A. E. Smith EROS: AN ANTHOLOGY OF MALE FRIENDSHIP edited by Alistair Sutherland and Patrick Anderson, New York, Citadel Press, 1961, 432 pp., $5.95.

Eros is a destructive force. Destructive, that is, of the kind of civilization that has been evolving for the past 2,000 years. Now, as western man awaits the dawn of a PostChristian Era, perhaps those of us who still have the power of belief may pray for the rebirth of this god.

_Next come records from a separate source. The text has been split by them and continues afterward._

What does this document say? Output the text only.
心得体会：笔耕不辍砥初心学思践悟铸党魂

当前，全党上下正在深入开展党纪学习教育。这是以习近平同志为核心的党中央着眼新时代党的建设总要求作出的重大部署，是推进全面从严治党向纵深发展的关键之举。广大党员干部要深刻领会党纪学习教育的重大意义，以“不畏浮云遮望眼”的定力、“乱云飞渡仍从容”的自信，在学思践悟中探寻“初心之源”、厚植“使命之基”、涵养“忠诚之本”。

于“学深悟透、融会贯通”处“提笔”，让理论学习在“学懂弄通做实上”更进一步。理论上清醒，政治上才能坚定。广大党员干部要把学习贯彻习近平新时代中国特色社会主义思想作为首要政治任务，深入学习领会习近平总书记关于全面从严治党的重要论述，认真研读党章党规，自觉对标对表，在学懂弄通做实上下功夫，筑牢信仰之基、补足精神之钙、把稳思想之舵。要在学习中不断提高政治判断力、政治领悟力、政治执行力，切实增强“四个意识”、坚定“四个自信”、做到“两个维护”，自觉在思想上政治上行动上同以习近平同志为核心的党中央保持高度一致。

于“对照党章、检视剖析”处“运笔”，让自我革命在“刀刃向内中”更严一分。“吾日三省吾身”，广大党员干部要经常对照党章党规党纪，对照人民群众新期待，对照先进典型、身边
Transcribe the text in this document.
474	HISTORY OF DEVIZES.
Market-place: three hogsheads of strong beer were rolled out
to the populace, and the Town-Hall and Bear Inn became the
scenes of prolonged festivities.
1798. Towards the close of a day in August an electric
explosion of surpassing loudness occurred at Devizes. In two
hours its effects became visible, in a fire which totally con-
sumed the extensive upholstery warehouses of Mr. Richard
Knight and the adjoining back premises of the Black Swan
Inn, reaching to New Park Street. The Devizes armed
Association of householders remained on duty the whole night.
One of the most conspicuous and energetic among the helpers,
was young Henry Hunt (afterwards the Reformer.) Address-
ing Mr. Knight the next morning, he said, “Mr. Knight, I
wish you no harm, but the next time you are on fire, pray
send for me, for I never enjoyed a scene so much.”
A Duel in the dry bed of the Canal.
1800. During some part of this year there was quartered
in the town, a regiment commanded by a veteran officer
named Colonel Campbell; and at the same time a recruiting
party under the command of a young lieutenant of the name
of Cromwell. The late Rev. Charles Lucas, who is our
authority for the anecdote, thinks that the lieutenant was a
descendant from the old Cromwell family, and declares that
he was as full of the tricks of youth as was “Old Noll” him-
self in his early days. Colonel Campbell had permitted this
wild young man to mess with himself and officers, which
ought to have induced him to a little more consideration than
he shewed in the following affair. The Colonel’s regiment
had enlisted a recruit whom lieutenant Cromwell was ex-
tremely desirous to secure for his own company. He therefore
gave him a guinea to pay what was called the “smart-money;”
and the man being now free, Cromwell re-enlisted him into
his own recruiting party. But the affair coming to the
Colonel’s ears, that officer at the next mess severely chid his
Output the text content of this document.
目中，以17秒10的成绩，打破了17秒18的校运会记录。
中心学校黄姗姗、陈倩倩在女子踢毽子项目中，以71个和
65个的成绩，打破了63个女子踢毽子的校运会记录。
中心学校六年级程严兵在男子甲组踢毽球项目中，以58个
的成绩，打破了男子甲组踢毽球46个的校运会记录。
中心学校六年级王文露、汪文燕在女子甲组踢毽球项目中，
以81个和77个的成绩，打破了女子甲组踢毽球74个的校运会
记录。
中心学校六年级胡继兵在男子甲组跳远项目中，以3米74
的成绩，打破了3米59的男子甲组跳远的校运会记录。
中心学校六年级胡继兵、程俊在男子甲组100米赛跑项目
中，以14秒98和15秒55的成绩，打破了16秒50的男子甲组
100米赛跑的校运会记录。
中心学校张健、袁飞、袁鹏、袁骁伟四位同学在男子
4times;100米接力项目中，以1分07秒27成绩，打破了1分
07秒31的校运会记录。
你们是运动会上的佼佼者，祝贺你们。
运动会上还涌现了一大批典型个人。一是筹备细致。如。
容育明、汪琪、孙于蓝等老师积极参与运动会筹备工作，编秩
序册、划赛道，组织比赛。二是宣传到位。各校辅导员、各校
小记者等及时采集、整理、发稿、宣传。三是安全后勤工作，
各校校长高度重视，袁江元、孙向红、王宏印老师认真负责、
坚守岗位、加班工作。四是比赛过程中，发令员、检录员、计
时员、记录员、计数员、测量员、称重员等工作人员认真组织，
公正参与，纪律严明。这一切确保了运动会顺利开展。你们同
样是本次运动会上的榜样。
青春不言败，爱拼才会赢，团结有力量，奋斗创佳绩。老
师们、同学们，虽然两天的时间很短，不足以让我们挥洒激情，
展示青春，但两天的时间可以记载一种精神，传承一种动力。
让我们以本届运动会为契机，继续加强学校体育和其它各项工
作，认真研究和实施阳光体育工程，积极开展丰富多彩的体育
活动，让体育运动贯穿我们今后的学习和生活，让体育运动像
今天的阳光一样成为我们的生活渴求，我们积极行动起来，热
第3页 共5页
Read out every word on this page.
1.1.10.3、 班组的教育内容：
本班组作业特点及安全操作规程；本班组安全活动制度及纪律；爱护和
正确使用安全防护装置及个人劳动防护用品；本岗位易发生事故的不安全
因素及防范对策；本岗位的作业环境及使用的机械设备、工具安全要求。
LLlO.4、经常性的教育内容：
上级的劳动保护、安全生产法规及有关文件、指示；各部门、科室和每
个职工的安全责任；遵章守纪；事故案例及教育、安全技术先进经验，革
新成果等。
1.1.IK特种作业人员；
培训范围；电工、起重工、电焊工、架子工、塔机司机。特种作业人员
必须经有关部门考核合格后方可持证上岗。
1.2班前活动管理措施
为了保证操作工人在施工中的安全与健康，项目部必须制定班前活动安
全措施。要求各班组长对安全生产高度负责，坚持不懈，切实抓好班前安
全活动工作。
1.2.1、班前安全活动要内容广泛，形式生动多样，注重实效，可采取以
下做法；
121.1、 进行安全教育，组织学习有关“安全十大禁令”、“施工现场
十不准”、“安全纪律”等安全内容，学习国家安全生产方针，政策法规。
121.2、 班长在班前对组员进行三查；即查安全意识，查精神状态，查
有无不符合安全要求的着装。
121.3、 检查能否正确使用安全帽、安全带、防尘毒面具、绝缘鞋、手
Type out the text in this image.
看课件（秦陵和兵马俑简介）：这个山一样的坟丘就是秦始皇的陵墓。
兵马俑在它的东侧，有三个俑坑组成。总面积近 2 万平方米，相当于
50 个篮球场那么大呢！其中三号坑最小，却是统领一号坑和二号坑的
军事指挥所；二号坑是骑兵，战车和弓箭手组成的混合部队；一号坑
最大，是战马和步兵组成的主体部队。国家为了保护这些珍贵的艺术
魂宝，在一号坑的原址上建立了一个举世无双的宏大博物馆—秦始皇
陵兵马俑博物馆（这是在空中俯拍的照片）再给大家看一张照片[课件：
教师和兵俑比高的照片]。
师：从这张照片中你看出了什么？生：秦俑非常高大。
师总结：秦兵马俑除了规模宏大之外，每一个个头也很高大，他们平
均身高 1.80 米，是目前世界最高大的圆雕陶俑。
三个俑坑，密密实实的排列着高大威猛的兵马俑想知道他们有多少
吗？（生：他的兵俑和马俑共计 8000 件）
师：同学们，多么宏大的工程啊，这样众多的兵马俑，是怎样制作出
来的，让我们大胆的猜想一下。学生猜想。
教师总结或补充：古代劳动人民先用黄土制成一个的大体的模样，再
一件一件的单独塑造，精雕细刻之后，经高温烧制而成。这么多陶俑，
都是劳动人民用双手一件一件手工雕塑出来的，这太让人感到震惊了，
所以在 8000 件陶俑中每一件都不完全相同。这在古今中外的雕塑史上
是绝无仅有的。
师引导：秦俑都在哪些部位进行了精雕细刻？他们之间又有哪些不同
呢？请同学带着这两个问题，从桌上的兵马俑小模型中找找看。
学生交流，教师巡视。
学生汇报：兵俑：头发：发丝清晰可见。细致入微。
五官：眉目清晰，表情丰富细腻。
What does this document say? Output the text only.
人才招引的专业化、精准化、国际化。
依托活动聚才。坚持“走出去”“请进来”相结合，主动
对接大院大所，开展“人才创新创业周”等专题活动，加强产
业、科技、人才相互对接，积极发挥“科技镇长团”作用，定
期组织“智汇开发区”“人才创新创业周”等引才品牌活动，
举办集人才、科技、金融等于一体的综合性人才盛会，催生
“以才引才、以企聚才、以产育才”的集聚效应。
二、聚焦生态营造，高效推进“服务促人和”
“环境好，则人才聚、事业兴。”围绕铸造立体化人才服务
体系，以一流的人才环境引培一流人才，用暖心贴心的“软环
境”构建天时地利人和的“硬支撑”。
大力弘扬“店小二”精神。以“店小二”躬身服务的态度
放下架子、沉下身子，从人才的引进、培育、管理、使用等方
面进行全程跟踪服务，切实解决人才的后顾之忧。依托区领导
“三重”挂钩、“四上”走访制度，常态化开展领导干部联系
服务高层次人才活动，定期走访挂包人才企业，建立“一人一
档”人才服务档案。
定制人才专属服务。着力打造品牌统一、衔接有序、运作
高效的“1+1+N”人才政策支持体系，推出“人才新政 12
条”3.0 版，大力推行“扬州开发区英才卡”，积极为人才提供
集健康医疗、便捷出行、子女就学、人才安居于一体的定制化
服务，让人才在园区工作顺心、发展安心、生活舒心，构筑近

SHOW magazine sees the actor Paul Newman as a contemporary reincarnation. And the type of hero he impersonates, especially in such a film as "Sweet Bird of Youth," seems, even in its distorted, tortured, debased manifestation, nearer to the original of the Greek classic myth. Nearer, that is, than the over-idealized picture painted in the introduction to this anthology. I am inclined to find this idealization suspect; yet who can quarrel with the conclusion: "In our own period science and technology run wild, when the dominating images are of metal, plastic, smoke and fire, can we have enough of generalized Eros?"